Simio also provides integrated training algorithms for training neural networks using synthetic data that is generated by a model. Hence Simio provides a complete solution for embedding neural networks in simulation models.

Simio’s AI features are particularly useful in production planning Digital Twin applications where the neural network can be trained to predict critical KPIs, such as the dynamically changing production lead time for a factory or production line within a factory.  The neural network learns the impact of changeovers, secondary resources, business rules, and other production complexities that impact the prediction of the KPIs. The intelligent Digital Twin can capture complex relationships that would otherwise be impossible to include in a model. The neural network KPI predictions can then be used to better optimize decisions both within the factory and across the supply chain. Within the supply chain, the neural network can be used for the critical supplier sourcing decision by predicting the production lead time for each candidate supplier and selecting the lowest cost producer that can complete the order on time. AI-based factory sourcing within the supply chain Digital Twin eliminates the need for Master Production Scheduling software that employs a rough-cut capacity model but ignores production constraints such as changeovers, assumes fixed lead times regardless of factory loading, and schedules into artificial time buckets using a heuristic algorithm. This results in roughcut and non-actionable schedules that take many hours of computer time to produce and don’t align with the detailed factory schedules.

Simio’s built-in AI features provide support for defining, training, and using the classic feed forward regression neural network. However, users are not limited to this machine learning algorithm since any machine learning regression model from over 50 third parties, including Google and Microsoft, that support the ONNX model exchange format can be imported and used within Simio. Users can build and train models in third-party tools and then import them to Simio for complex decision making within a model.

Figure 8: Using Third Party ONNX Models

Figure 8: Using Third Party ONNX Models

6. Enterprise Deployment

Simulation design applications have traditionally been deployed on the desktop. Although the desktop environment provides a generally richer user-interface for the model building phase of a project, the deployment of enterprise applications with multiple simultaneous users with different roles and data permissions requires a more secure/robust environment. Although Simio desktop remains the best option for model development, Simio’s Portal provides a better solution for both experimentation and executing and viewing results and operational plans.

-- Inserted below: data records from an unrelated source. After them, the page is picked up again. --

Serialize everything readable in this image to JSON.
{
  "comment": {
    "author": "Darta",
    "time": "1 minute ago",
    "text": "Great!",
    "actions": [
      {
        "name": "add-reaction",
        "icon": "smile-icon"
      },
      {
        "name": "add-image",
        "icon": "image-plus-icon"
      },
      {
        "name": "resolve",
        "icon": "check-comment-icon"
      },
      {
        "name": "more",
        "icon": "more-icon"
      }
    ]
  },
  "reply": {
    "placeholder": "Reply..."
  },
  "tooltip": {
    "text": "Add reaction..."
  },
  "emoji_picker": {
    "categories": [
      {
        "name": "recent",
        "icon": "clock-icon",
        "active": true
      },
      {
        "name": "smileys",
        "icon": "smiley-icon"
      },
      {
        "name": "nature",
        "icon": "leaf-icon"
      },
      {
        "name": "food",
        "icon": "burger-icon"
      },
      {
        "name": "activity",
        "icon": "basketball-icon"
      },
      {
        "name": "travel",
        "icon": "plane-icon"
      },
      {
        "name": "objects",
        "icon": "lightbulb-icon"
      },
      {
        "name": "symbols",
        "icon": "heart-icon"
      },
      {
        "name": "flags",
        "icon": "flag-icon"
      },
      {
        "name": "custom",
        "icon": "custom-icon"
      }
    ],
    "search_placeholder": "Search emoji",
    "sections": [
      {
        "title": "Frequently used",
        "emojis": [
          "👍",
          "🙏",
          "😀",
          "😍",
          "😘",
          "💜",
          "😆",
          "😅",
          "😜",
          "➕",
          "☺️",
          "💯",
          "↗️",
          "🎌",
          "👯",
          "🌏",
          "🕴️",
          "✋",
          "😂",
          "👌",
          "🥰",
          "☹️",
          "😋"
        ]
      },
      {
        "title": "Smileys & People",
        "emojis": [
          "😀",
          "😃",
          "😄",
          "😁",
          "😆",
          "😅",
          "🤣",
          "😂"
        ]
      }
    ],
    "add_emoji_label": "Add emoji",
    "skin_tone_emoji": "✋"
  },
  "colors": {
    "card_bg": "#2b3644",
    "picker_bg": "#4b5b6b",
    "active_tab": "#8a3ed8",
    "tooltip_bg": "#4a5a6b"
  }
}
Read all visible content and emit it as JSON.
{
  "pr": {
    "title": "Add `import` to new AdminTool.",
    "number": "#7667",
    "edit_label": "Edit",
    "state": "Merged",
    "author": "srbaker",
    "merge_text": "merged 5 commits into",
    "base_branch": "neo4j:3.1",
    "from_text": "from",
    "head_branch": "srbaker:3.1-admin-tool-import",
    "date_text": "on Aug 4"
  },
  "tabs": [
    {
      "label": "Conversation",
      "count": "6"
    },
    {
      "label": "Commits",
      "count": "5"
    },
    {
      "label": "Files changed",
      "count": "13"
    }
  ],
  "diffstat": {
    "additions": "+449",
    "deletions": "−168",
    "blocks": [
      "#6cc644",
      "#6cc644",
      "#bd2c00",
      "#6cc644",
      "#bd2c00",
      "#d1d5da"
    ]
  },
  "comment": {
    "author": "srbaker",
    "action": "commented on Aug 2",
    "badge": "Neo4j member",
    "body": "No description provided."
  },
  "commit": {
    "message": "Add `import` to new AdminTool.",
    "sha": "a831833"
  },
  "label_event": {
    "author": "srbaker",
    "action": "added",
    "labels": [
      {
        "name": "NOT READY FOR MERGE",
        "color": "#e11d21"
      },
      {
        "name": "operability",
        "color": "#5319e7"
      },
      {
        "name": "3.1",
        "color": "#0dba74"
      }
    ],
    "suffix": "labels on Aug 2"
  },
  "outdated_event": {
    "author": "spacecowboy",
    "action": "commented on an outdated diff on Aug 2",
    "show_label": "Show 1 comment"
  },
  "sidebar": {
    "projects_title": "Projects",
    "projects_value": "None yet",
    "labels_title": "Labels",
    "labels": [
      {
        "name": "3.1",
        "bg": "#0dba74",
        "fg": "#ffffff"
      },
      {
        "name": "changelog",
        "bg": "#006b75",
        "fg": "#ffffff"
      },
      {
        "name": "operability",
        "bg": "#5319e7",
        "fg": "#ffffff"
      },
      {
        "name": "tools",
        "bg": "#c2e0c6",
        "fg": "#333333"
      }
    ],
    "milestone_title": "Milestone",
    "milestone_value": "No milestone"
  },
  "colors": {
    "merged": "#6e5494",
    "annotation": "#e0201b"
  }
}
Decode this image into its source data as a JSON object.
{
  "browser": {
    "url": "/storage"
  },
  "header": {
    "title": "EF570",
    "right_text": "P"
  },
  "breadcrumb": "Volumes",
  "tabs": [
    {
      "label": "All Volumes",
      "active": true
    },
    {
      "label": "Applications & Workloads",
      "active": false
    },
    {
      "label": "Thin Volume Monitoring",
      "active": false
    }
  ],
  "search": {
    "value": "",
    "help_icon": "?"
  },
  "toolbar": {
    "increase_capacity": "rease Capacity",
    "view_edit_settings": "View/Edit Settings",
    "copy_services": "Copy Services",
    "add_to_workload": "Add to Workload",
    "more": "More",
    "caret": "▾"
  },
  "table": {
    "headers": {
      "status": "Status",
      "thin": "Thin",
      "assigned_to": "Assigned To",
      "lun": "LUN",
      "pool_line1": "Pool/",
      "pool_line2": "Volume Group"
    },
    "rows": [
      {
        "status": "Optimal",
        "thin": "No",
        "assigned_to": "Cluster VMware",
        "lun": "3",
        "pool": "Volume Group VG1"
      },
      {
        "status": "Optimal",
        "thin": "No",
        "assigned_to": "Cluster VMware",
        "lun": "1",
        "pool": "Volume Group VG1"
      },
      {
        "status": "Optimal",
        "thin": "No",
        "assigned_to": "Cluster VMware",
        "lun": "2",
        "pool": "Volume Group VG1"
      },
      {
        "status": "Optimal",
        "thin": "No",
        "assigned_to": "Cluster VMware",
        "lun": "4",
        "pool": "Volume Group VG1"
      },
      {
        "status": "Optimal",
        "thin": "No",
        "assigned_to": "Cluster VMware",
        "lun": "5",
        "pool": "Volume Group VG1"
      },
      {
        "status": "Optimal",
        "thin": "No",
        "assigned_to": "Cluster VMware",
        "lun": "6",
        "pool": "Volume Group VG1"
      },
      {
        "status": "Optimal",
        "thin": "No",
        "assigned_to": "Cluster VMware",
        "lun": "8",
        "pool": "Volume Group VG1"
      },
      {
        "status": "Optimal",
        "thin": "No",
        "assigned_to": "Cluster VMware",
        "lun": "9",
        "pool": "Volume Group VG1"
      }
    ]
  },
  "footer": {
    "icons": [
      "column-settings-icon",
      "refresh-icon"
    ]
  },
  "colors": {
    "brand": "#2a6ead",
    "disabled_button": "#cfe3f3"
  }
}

Simio Portal democratizes simulation and scheduling results over the web to users across the enterprise. Modelers can manage users and assign roles that limit their access to models and data. Simio Portal can be hosted within an on-premises data center, or respective Azure, AWS, or Google cloud tenant, allowing users to create and execute simulation experiments and scheduling plans with unmatched speed. Models can be built using desktop Simio and then seamlessly deployed onto Simio Portal.

Figure 9: Simio Cloud Deployment

Figure 9: Simio Cloud Deployment

7. Summary

Simio provides a simulation modeling framework based on intelligent objects to optimize both the design and operation of complex systems. Simio’s key features that support the design through operation continuum include the code-free object-oriented modeling architecture, data- centric framework to support both data-driven and data-generated models, simulation and scheduling experimentation and reporting features, neural networks to optimize decisions, and enterprise deployment options for experimentation and scheduling on private and public clouds. Simio provides a comprehensive simulation platform for a complete digital transformation journey.